I got mine from a bank that I have a checking account with that specifically advertises that they don't sell the servicing of their mortgages, so paying/checking on mine is a simple electronic transfer inside an interface I use regularly anyway.
posted by Candleman at 11:29 AM on October 7, 2016 [1 favorite]


Other advantages to refinancing... Often, your closing costs can be written directly into your mortgage, so the only fees you pay are credit check and appraisal costs. Also, you usually get a 'free' month with no mortgage payment, due to the way it times out. They pay off your old loan, and your first payment isn't due for another month.

If I were in your shoes, I'd get a 20 or 30 year loan, and just pay extra on it every month. You still get it paid off in 10 or 15 years, but if you have a tight month, you're not tied into the larger payment amount. (Make sure there's no prepayment penalty, of course.)
posted by hydra77 at 11:45 AM on October 7, 2016


Get some quotes - APR and closing costs are the numbers you want to compare - and post them here. There are enough financially savvy people here that we can walk you through the specifics. Things to watch out for include prepayment penalties, assessment details (who does it, how much, and whether they use the right comps), and details of documentation (make sure they credit all of your income, etc).
posted by Dashy at 3:05 PM on October 7, 2016


I did all the refinancing stuff for my ex except signing the docs because he just couldn't deal.

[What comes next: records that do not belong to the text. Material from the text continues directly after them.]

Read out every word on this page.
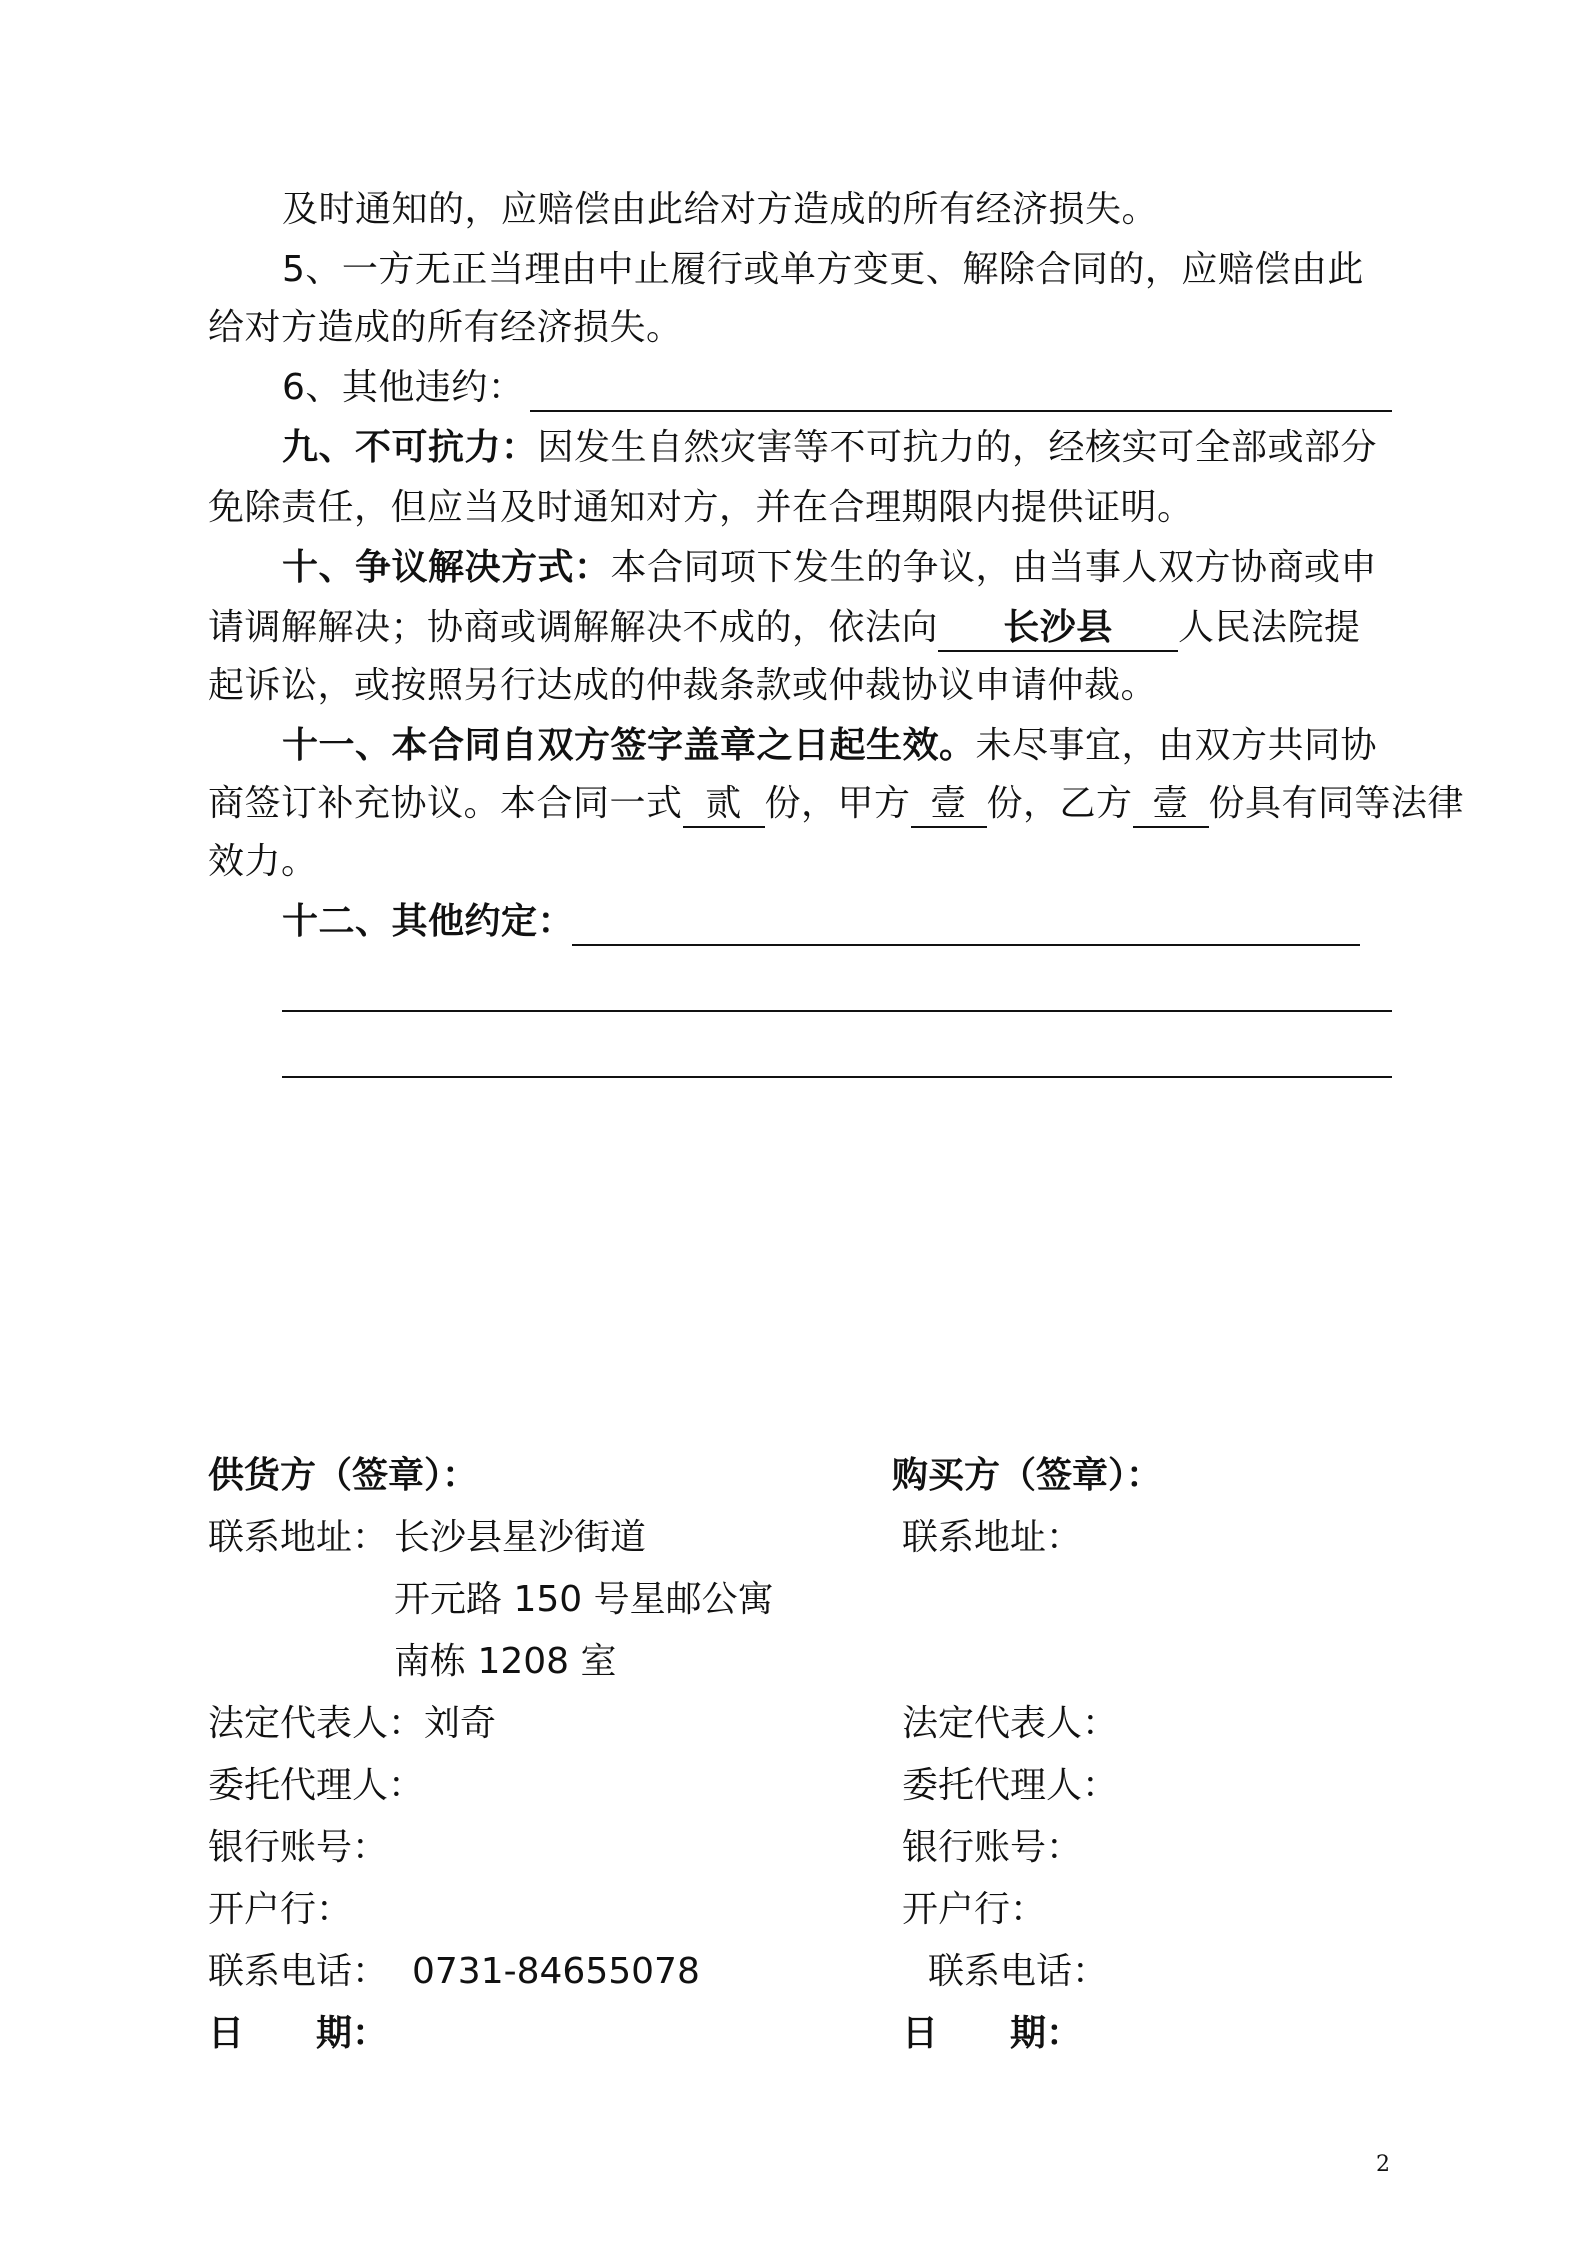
及时通知的，应赔偿由此给对方造成的所有经济损失。
5、一方无正当理由中止履行或单方变更、解除合同的，应赔偿由此
给对方造成的所有经济损失。
6、其他违约：
九、不可抗力：因发生自然灾害等不可抗力的，经核实可全部或部分
免除责任，但应当及时通知对方，并在合理期限内提供证明。
十、争议解决方式：本合同项下发生的争议，由当事人双方协商或申
请调解解决；协商或调解解决不成的，依法向 长沙县 人民法院提
起诉讼，或按照另行达成的仲裁条款或仲裁协议申请仲裁。
十一、本合同自双方签字盖章之日起生效。未尽事宜，由双方共同协
商签订补充协议。本合同一式 贰 份，甲方 壹 份，乙方 壹 份具有同等法律
效力。
十二、其他约定：
供货方（签章）：
联系地址： 长沙县星沙街道
开元路 150 号星邮公寓
南栋 1208 室
法定代表人：刘奇
委托代理人：
银行账号：
开户行：
联系电话： 0731-84655078
日　　期：
购买方（签章）：
联系地址：
法定代表人：
委托代理人：
银行账号：
开户行：
联系电话：
日　　期：
2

I think I went through LendingTree.com. I also checked with Quicken, etc., compared rates, and attempted to negotiate because yes, it's a commodity. Here's a recent NYT piece on refinancing factors to consider.

Before you approach anyone, get copies of all the documents you will need (tax returns, credit score, etc.) to make the process faster. Also, compare what you are being promised with what the the finance company documents say; the finance company my ex chose got the numbers wrong a couple of times, and not in his favor, so stay on top of that.

Because of those screw ups, the company extended the locked-in-rate period so it all worked out in the end. But I wouldn't recommend that firm because on top of the screw ups it kept the mortgage all of 3 months then resold it to another company. My ex only found out about it when his mortgage check didn't show up at the right place.

Quicken claimed it could beat any rate and then folded when I named the rate we had. In the end, my friend opted to go with a traditional 30-year mortgage (he had 25 years left on the old mortgage). In the process, he cut $1000 off his monthly mortgage costs, which he cared about more than the total cost of the mortgage cause he'll be dead before it gets paid off.
posted by Bella Donna at 3:08 PM on October 7, 2016


Mortgage broker is the way to go, IMO. I've used this guy 4 different times.
posted by humboldt32 at 3:27 PM on October 7, 2016


Adding up all of the payments and saying "see how much cheaper a fifteen year mortgage is than a thirty" is not the correct way to think about things. It's really just the spreads that matter. The economic difference in present value is much less than what is implied by those totals.
posted by JPD at 3:58 AM on October 8, 2016


One big gotcha is adjustable rate mortgages (your rate is set relative to a floating rate, and typically resets higher in 5 or 7 years). Don't get one; get a 15 or 20 or 25 year fixed rate mortgage. Make sure that you can afford the new payments, and that you can afford the closing costs.

Shorter mortgages typically come with lower rates but higher payments. You pretty much have to do the budgeting yourself.

When we refinanced, we made the deliberate decision that we wanted money now rather than later, and took a slightly higher rate and rolled the closing costs into the loan. Over the life of the loan this will cost a little bit (not a ton, but some), but we wanted the flexibility in the short term. Again, only you can do that budgeting math for yourself.

Mortgages are currently highly regulated. There are not many hidden costs aside from compounding interest.

And yes, dropping your rate 1.5 points is worth a significant amount of money to you. That's what we did and even with the long-term sacrifices, after closing we walked away with a few hundred dollars, our payments went down 15%, and in another 30 years we'll have saved a significant chunk of money.